Los españoles residentes en Buenos Aires se sienten orgullosos de la obra de su compatriota, aquel hombre inquieto y emprendedor que creó una empresa modelo que ha pasado de padres a hijos y es un orgullo para la ciudad.
El Gato Negro de Madrid
El Gato Negro fue también un famoso café de tertulianos de Madrid. Estaba en la calle del Príncipe, en el número 14, cerca del teatro de la Comedia.
El café tenía cierto aire germánico, con pinturas que parecían ilustraciones para cuentos de Grimm, escribió el periodista Antonio Astorga.
El dramaturgo Jacinto Benavente comandaba la tertulia más nutrida y sobresaliente, a la que acudían lumbreras de la época (principios del siglo XX) como Manuel González, Antonio Paso, Tirso Escudero, Nilo Fabra, Pedro Mata…
Mata era médico, y escribía. Bretón de los Herreros, que también era escritor y él vivían en la misma casa. No siendo familiares ni amigos habitaban en pisos distintos.
Como el cartero (entonces no había Internet) se equivocaba cada dos por tres y le traía a uno las cartas del otro, Mata, enfadado, colocó un pequeño cartel en su puerta que decía:
En esta mi habitación,
no vive ningún Bretón.
A lo que Bretón de los Herreros contestó:
Vive en esta vecindad
cierto médico poeta,
que al pie de cada receta,
pone Mata y es verdad.
A Benavente, que revolvía su tertulia como quien revuelve el azúcar del café, sus contertulios le dispensaban lisonjas y ditirambos. Todo el mundo le llamaba Don Jacinto. En 1922 le dieron el premio Nobel de literatura. Fue más Don Jacinto que nunca.
Mi abuelo paterno, Pedro, integraba otra tertulia en el Gato Negro: la de los pintores.

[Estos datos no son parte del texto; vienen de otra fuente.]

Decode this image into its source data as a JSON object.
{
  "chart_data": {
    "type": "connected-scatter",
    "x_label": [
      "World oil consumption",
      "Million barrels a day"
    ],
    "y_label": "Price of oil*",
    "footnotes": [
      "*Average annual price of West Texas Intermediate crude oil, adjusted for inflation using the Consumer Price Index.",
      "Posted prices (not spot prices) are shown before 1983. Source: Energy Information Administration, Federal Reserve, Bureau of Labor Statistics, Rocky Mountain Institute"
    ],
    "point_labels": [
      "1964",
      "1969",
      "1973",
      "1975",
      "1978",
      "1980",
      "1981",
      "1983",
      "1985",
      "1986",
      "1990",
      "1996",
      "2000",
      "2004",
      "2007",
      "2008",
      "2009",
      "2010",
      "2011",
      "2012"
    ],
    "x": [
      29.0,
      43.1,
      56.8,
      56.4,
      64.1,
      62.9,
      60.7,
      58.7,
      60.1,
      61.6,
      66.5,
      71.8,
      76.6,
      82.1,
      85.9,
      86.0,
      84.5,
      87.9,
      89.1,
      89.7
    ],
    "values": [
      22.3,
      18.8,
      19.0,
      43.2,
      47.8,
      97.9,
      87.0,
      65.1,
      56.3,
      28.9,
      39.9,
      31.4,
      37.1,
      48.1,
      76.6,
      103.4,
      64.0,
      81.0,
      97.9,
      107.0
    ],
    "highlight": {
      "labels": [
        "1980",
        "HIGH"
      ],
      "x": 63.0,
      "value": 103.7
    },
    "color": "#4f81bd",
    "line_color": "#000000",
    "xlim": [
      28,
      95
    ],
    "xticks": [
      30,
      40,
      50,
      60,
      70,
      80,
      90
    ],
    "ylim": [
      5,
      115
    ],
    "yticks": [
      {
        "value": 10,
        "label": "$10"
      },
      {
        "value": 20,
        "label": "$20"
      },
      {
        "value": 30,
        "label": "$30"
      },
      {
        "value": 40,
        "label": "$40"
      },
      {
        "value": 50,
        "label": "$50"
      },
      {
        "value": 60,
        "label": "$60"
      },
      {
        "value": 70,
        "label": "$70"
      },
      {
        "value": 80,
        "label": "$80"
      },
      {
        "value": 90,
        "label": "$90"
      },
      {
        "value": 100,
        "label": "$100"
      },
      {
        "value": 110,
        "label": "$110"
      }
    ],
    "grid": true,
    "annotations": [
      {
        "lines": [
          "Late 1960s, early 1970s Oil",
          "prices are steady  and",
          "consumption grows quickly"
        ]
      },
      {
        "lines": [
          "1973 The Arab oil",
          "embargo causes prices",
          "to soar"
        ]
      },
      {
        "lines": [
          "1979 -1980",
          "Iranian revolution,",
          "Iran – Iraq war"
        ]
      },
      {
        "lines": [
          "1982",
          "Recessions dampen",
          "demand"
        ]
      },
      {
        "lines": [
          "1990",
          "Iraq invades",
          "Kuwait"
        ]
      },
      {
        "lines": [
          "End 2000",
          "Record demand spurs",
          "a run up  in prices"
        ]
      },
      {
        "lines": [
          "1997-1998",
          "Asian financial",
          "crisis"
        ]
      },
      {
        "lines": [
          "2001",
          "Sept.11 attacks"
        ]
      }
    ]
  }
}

Pedro Alvarez Díaz fue un gran pintor que tuvo su propia escuela. Restauró, pintando al fresco como Miguel Angel, los techos del monasterio de El Escorial, considerado la octava maravilla del mundo.
La tertulia de El Gato Negro, como la de otros cafés literarios, despertaba mucha expectativa en la prensa, pero ninguno de los tertulianos quería conceder entrevistas y contar en ellas lo que hablaban en el café.
Un domingo que mis padres, mi hermano y yo llevamos al café de San Millán al abuelo, que ya era muy viejecito, salieron a relucir en la conversación el Gato Negro y sus tertulias.
Un periodista de un diario madrileño –mi abuelo no recordaba cuál- se acercó un día al café y se hizo servir por Hilario, el camarero que atendía la tertulia de Benavente, y le pidió su opinión acerca de ella.
- ¡Están todos embrutecidos de tanto saber! –respondió Hilario en el acto.